Indonesia has urged the Organization of the Islamic Conference to take action to help stop bloody conflicts in Myanmar and Syria, the Foreign Affairs Ministry said, as the international organization prepared for an emergency summit on Tuesday.  

The OIC has scheduled an emergency summit to implement recommendations formed after OIC foreign ministers met on Monday in Mecca, Saudi Arabia, to discuss issues facing the world's Muslim community.

Foreign Minister Marty Natalegawa said on Tuesday that Indonesia had urged the ministers to devise a concrete strategy to stop the violence and killings in Myanmar and Syria.

“Just condemning various problems faced by Muslims is not a policy,” he said. “The OIC should take concrete and constructive steps to overcome the various problems of the ummat [Islamic community].”

In Myanmar, he said, the OIC should act to help stop the killings of the Rohingya Muslim minority, who have been targeted by violence in the state of Rakhine.

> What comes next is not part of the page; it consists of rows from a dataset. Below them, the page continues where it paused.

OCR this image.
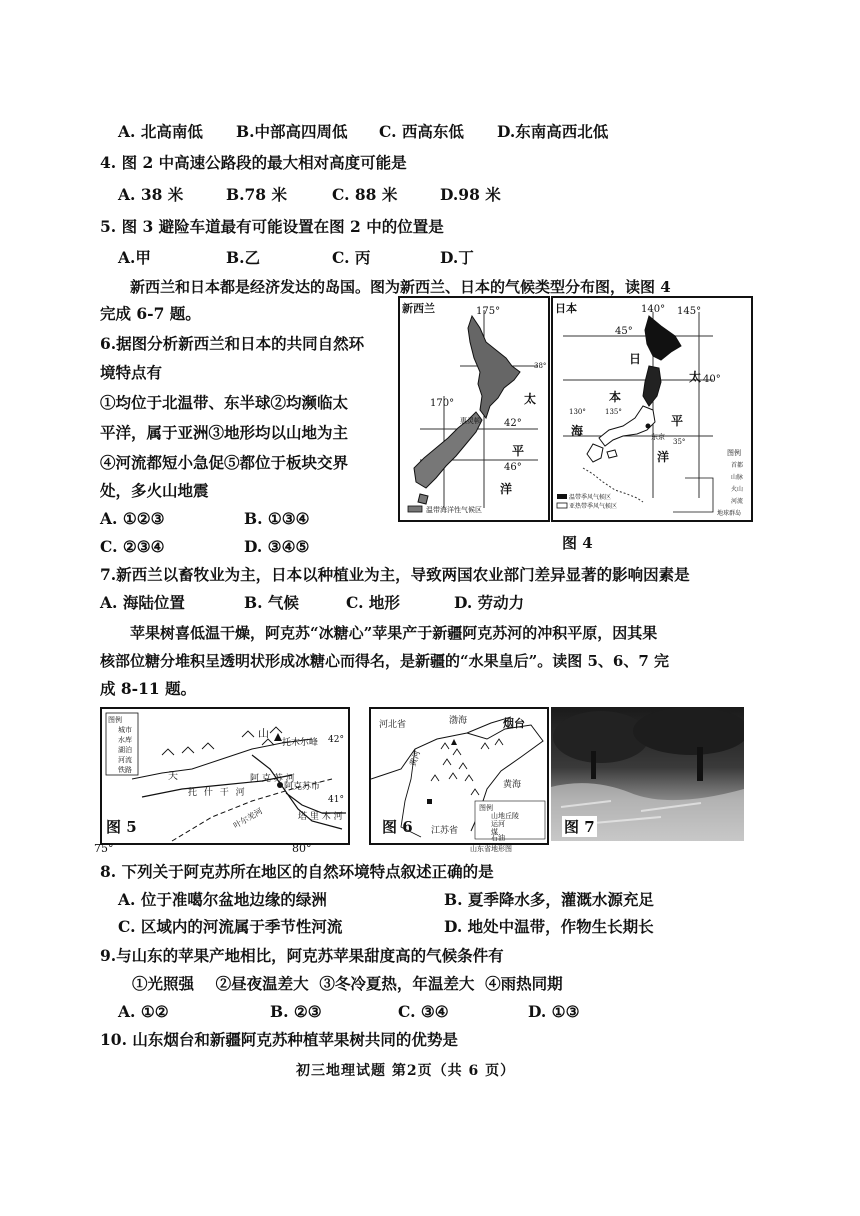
A. 北高南低 B.中部高四周低 C. 西高东低 D.东南高西北低
4. 图 2 中高速公路段的最大相对高度可能是
A. 38 米	B.78 米	C. 88 米	D.98 米
5. 图 3 避险车道最有可能设置在图 2 中的位置是
A.甲	B.乙	C. 丙	D.丁
新西兰和日本都是经济发达的岛国。图为新西兰、日本的气候类型分布图，读图 4
完成 6-7 题。
6.据图分析新西兰和日本的共同自然环
境特点有
①均位于北温带、东半球②均濒临太
平洋，属于亚洲③地形均以山地为主
④河流都短小急促⑤都位于板块交界
处，多火山地震
A. ①②③	B. ①③④
C. ②③④	D. ③④⑤
新西兰	175°
170°
38°
42°
46°
太
平
洋
惠灵顿
温带海洋性气候区
日本	140° 145°
130°	135°
45°
40°
35°
日
本
海
太
平
洋
东京
图例
首都
山脉
火山
河流
温带季风气候区
亚热带季风气候区
地球群岛
图 4
7.新西兰以畜牧业为主，日本以种植业为主，导致两国农业部门差异显著的影响因素是
A. 海陆位置	B. 气候	C. 地形	D. 劳动力
苹果树喜低温干燥，阿克苏“冰糖心”苹果产于新疆阿克苏河的冲积平原，因其果
核部位糖分堆积呈透明状形成冰糖心而得名，是新疆的“水果皇后”。读图 5、6、7 完
成 8-11 题。
图例
城市
水库
湖泊
河流
铁路
山
天
托木尔峰
阿克苏市
42°
41°
托 什 干 河
阿 克 苏 河
塔 里 木 河
叶尔羌河
图 5
75°	80°
河北省	渤海	烟台
黄海
黄河
图例
山地丘陵
运河
煤
石油
江苏省
图 6
山东省地形图
图 7
8. 下列关于阿克苏所在地区的自然环境特点叙述正确的是
A. 位于准噶尔盆地边缘的绿洲	B. 夏季降水多，灌溉水源充足
C. 区域内的河流属于季节性河流	D. 地处中温带，作物生长期长
9.与山东的苹果产地相比，阿克苏苹果甜度高的气候条件有
①光照强    ②昼夜温差大  ③冬冷夏热，年温差大  ④雨热同期
A. ①②	B. ②③	C. ③④	D. ①③
10. 山东烟台和新疆阿克苏种植苹果树共同的优势是
初三地理试题 第2页（共 6 页）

Human Rights Watch has accused Myanmar security forces of opening fire on Rohingyas, committing rape and standing by as mobs attacked each other.

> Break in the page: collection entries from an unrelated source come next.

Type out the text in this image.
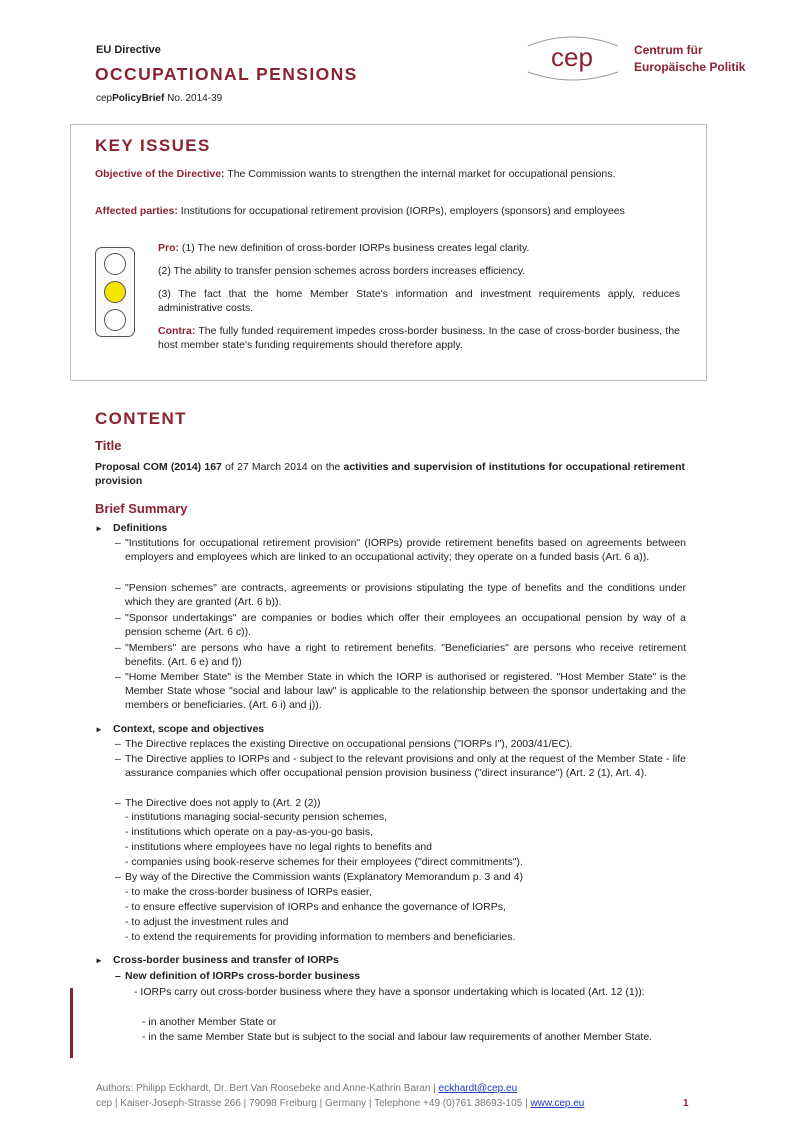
EU Directive
OCCUPATIONAL PENSIONS
cepPolicyBrief No. 2014-39
cep	Centrum für
Europäische Politik
KEY ISSUES
Objective of the Directive: The Commission wants to strengthen the internal market for occupational pensions.
Affected parties: Institutions for occupational retirement provision (IORPs), employers (sponsors) and employees
Pro: (1) The new definition of cross-border IORPs business creates legal clarity.
(2) The ability to transfer pension schemes across borders increases efficiency.
(3) The fact that the home Member State's information and investment requirements apply, reduces administrative costs.
Contra: The fully funded requirement impedes cross-border business. In the case of cross-border business, the host member state's funding requirements should therefore apply.
CONTENT
Title
Proposal COM (2014) 167 of 27 March 2014 on the activities and supervision of institutions for occupational retirement provision
Brief Summary
► Definitions
– "Institutions for occupational retirement provision" (IORPs) provide retirement benefits based on agreements between employers and employees which are linked to an occupational activity; they operate on a funded basis (Art. 6 a)).
– "Pension schemes" are contracts, agreements or provisions stipulating the type of benefits and the conditions under which they are granted (Art. 6 b)).
– "Sponsor undertakings" are companies or bodies which offer their employees an occupational pension by way of a pension scheme (Art. 6 c)).
– "Members" are persons who have a right to retirement benefits. "Beneficiaries" are persons who receive retirement benefits. (Art. 6 e) and f))
– "Home Member State" is the Member State in which the IORP is authorised or registered. "Host Member State" is the Member State whose "social and labour law" is applicable to the relationship between the sponsor undertaking and the members or beneficiaries. (Art. 6 i) and j)).
► Context, scope and objectives
– The Directive replaces the existing Directive on occupational pensions ("IORPs I"), 2003/41/EC).
– The Directive applies to IORPs and - subject to the relevant provisions and only at the request of the Member State - life assurance companies which offer occupational pension provision business ("direct insurance") (Art. 2 (1), Art. 4).
– The Directive does not apply to (Art. 2 (2))
- institutions managing social-security pension schemes,
- institutions which operate on a pay-as-you-go basis,
- institutions where employees have no legal rights to benefits and
- companies using book-reserve schemes for their employees ("direct commitments").
– By way of the Directive the Commission wants (Explanatory Memorandum p. 3 and 4)
- to make the cross-border business of IORPs easier,
- to ensure effective supervision of IORPs and enhance the governance of IORPs,
- to adjust the investment rules and
- to extend the requirements for providing information to members and beneficiaries.
► Cross-border business and transfer of IORPs
– New definition of IORPs cross-border business
- IORPs carry out cross-border business where they have a sponsor undertaking which is located (Art. 12 (1)):
- in another Member State or
- in the same Member State but is subject to the social and labour law requirements of another Member State.
Authors: Philipp Eckhardt, Dr. Bert Van Roosebeke and Anne-Kathrin Baran | eckhardt@cep.eu
cep | Kaiser-Joseph-Strasse 266 | 79098 Freiburg | Germany | Telephone +49 (0)761 38693-105 | www.cep.eu	1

“As a multi-ethnic, multi-religious and multicultural country, just as Myanmar is, Indonesia understands and has experience overcoming horizontal conflicts that are not easy to solve,” Marty said.

Indonesia has also urged the OIC to stand together to help end the violent conflict in Syria, he said.

“The OIC has to come out with a unified message so the UN Security Council can immediately act to stop the violence in Syria, if necessary using chapter seven of the UN charter,” he said, referring to a chapter governing action against threats to peace, breaches of peace and acts of aggression.

He said Indonesia proposed that the OIC send peacekeepers to Syria if the United Nations needed extra support, and added that the main aim should be to stop the violence and killings there.